Back to Turkey. They were blessed with speakers from Australia. Mr. Simon Chapman turned up (because he was paid to do so), accompanied by Dr. Becky Freeman, who's spent the last 14 years in Tobacco Control (28) and she wants TC people to use social media to push the message. She has her own Facebook page with a fine list of activities, like monitoring tobacco advertising. However I must point out that she's really not that active on Facebook, so another case of do as I say, not as I do (29).

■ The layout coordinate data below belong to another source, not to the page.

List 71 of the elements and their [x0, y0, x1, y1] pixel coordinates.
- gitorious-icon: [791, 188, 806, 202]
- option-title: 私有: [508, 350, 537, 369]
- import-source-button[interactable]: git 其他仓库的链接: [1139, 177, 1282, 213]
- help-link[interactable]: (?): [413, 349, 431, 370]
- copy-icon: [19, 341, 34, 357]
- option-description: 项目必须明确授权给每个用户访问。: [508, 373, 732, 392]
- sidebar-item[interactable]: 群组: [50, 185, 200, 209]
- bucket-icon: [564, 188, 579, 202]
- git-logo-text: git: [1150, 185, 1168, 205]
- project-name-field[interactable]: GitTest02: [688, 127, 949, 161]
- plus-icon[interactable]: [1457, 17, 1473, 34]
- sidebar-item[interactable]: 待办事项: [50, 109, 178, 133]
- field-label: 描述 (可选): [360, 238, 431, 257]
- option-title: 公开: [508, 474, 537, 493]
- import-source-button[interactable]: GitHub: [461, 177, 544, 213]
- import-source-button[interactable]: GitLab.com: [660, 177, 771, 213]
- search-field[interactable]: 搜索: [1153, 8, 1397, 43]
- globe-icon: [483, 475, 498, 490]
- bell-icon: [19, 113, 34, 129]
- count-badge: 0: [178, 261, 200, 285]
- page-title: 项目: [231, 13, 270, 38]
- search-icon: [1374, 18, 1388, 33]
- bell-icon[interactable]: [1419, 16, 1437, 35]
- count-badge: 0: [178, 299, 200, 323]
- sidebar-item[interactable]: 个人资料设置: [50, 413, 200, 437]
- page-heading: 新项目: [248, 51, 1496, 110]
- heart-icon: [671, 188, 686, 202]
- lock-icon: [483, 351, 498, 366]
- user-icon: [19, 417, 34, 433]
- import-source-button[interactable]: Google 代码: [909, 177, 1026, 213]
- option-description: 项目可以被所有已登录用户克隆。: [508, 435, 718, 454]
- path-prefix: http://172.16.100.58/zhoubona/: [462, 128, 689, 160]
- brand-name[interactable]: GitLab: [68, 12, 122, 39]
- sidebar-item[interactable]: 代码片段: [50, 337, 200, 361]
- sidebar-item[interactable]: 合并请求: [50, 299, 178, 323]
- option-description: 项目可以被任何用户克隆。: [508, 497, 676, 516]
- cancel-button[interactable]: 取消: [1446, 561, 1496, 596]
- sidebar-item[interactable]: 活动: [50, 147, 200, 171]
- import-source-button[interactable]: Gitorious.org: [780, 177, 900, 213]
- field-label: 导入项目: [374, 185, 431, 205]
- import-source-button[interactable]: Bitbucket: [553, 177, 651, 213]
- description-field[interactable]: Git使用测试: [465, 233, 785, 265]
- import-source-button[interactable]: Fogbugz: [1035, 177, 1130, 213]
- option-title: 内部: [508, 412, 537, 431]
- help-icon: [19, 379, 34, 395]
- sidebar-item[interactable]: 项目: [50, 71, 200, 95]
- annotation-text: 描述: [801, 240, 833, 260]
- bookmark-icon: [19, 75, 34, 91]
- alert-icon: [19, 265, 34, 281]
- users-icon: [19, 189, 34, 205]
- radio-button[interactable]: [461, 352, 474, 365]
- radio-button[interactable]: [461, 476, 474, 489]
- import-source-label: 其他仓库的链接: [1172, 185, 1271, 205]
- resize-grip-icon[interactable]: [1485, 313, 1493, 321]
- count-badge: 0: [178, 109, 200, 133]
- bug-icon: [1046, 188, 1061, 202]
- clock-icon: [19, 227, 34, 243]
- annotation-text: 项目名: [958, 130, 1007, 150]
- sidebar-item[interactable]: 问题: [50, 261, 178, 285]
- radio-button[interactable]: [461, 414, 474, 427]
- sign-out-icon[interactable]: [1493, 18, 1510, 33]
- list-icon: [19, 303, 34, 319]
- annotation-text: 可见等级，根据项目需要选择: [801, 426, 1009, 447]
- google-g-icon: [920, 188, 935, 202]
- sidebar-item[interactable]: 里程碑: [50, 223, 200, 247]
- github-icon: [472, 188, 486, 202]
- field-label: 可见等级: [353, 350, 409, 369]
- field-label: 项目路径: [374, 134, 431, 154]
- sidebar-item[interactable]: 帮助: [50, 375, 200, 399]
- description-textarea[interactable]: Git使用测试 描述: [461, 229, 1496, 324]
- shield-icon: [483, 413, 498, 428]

However the underlying message from Turkey is to ensure they coordinate their activities to "keep tobacco in the news all year round". I had an inkling they were making every effort to do that with their adverts, "Stoptober", their Christmas blitz of fake studies (30) (31) and their cut off date for Millenia Children (no one allowed to buy tobacco if born after 1 Jan 2000). What I hadn't quite grasped is the network that provides a regular drip feed of tobacco news produced elsewhere. That's why we find nuggets like 3rd hand smoke coming out of California, taxing rolling tobacco as an equivalent to cigarettes (from NZ) and of course the plain packs fiasco that was initiated in Australia.
And their adverts and informercials are to become ever more disgusting. TC really enjoy shocking people, they think it's wonderful when regular stiffs get upset because even negative publicity is good for them. The more they provoke people, the greater the likelihood one or more of their number can spin it on TV and radio. And the Daily Mail, well they're always grateful for anything that'll help fill a page.
Little wonder that so many pressure groups are mad keen to adopt the "tobacco template". You get to live the high life on the backs of taxpayers, ratepayers, end of life philanthropists, humble charity donors and even lottery players, whilst being paid to reduce choice, dummy the populous, engineer commercial sabotage, destroy entire leisure sectors, encourage discrimination, seed social tension and interfere in the parent/child relationship. Oh and make a mockery of "science" and "research".
And politicians as well as the establishment venerate you and heap large gifts of our cash upon you. How cool is that!!??
Not very. Most ratepayers would prefer to see weekly rubbish collections, fewer potholes and level pavements, while many patients might prefer to see access to drugs, deemed by NICE to be too expensive. It's these little things that many of us would rather see than have our money wasted on extravaganzas designed to try to make sociopathic megalomaniacs appear important.